Selon des correspondants de l'AFP, des centaines de milliers de Yéménites --certains venant de régions contrôlées par les rebelles-- ont convergé vers la place Sabine, au centre de Sanaa, en scandant des slogans hostiles à l'Arabie saoudite, qui conduit la coalition arabe, et en promettant de "résister jusqu'au bout".

Symboliquement, un tribunal rebelle avait condamné à mort la veille le président yéménite Abd Rabbo Mansour Hadi pour "haute trahison".

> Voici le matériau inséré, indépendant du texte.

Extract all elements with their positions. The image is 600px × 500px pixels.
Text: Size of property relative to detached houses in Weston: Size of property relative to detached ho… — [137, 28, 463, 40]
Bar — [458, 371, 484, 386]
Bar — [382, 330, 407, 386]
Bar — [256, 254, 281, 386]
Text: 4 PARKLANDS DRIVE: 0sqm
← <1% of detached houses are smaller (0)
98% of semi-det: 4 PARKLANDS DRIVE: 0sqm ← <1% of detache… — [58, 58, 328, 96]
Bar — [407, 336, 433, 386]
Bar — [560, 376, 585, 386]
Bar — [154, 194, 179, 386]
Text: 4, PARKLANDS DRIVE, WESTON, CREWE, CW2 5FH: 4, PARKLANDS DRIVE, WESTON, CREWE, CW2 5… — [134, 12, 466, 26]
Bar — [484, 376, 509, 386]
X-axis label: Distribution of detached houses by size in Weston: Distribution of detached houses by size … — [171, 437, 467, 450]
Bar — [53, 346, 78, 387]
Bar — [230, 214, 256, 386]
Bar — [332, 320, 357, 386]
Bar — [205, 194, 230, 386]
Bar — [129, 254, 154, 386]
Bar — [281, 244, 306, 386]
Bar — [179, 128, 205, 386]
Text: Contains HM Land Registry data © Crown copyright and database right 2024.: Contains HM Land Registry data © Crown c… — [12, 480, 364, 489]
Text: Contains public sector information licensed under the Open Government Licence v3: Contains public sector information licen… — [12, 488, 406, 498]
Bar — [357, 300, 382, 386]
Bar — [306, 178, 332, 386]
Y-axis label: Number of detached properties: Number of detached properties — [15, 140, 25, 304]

M. Hadi, qui vit la plupart du temps à Ryad, a été reconnu coupable d'avoir "usurpé le titre de président après la fin de son mandat", d'avoir "incité à l'agression menée par l'Arabie saoudite" et d'avoir "porté atteinte à l'indépendance et à l'intégrité territoriale de la République yéménite", a écrit l'agence de presse rebelle Saba.

Six autres responsables du gouvernement Hadi ont été condamnés à la même peine, toujours selon Saba.

Dans un discours samedi, l'ancien président Saleh a affirmé que "les Yéménites libres continueront à choisir l'option de la résistance tant que la coalition, conduite par l'Arabie saoudite, continuera à agresser leur pays et à privilégier le choix de la guerre".

"Tant que votre agression continuera, nous continuerons à résister", a surenchéri le leader rebelle Abdel Malek al-Houthi.

"L'ennemi a vécu dans l'illusion en se croyant capable de l'emporter en une semaine ou un mois", mais il s'est "enfoncé dans la boue", a-t-il ajouté à propos de la coalition arabo-sunnite conduite par l'Arabie saoudite.

- 'plan iranien' -

Côté gouvernemental, un éditorial diffusé par l'agence de presse pro-Hadi a affirmé que "la montée en puissance des miliciens Houthis cachait un plan iranien" visant non seulement le Yémen mais aussi les pays du Golfe.

Le conflit au Yémen a démarré après l'insurrection contre M. Saleh dans la foulée du Printemps arabe, en 2011.

S'estimant marginalisés, les Houthis, issus de l'importante minorité zaïdite (environ un tiers de la population) concentrée dans le nord, ont lancé une offensive fulgurante en 2014 qui leur a permis de s'emparer entre autres de la capitale Sanaa.

Le 26 mars 2015, l'Arabie saoudite et ses alliés ont déclenché une campagne de frappes aériennes contre les rebelles. Cette intervention a permis aux forces pro-Hadi de reprendre cinq provinces du sud, mais le nord et Sanaa restent toujours sous le contrôle des Houthis et de leurs alliés.

Deux ans tout juste après l'intervention arabe, plus de 7.700 personnes, majoritairement des civils, ont été tuées et 40.000 blessées dans la guerre au Yémen. Le pays subit la pire crise humanitaire du monde, selon l'ONU qui s'inquiète notamment des risques de famine.

Les efforts de l'organisation pour trouver une solution politique sont au point mort, comme l'a constaté l'émissaire onusien Ismail Ould Cheikh Ahmed.

"Il est dommage aujourd'hui que les parties ne veuillent pas s'asseoir autour de la table" de négociations, a-t-il déclaré le 14 mars à Genève.

"Un des sujets qui nous préoccupe, c'est l'augmentation des opérations militaires", s'est-il également inquiété.

Sur le terrain, les lignes de front n'ont pas bougé de manière significative depuis la reprise de cinq provinces du sud aux rebelles pendant l'été 2015.

Les offensives lancées dans les provinces de Marib et de Taëz pour prendre en tenailles Sanaa, depuis l'est et le sud, patinent.

Les raids aériens de la coalition se poursuivent sur une base quasi-quotidienne, faisant parfois des victimes civiles.

Le seul front réellement actif est celui du sud-ouest, qui a permis aux forces pro-Hadi d'avancer en direction du port de Hodeida, sur la mer Rouge.

Outre les pertes dans les rangs des rebelles et des forces gouvernementales, 42 réfugiés somaliens ont été tués dans cette zone le 16 mars alors qu'ils fuyaient dans une embarcation frappée par une attaque. Un acte "pouvant constituer un crime de guerre", selon l'organisation Human Rights Watch.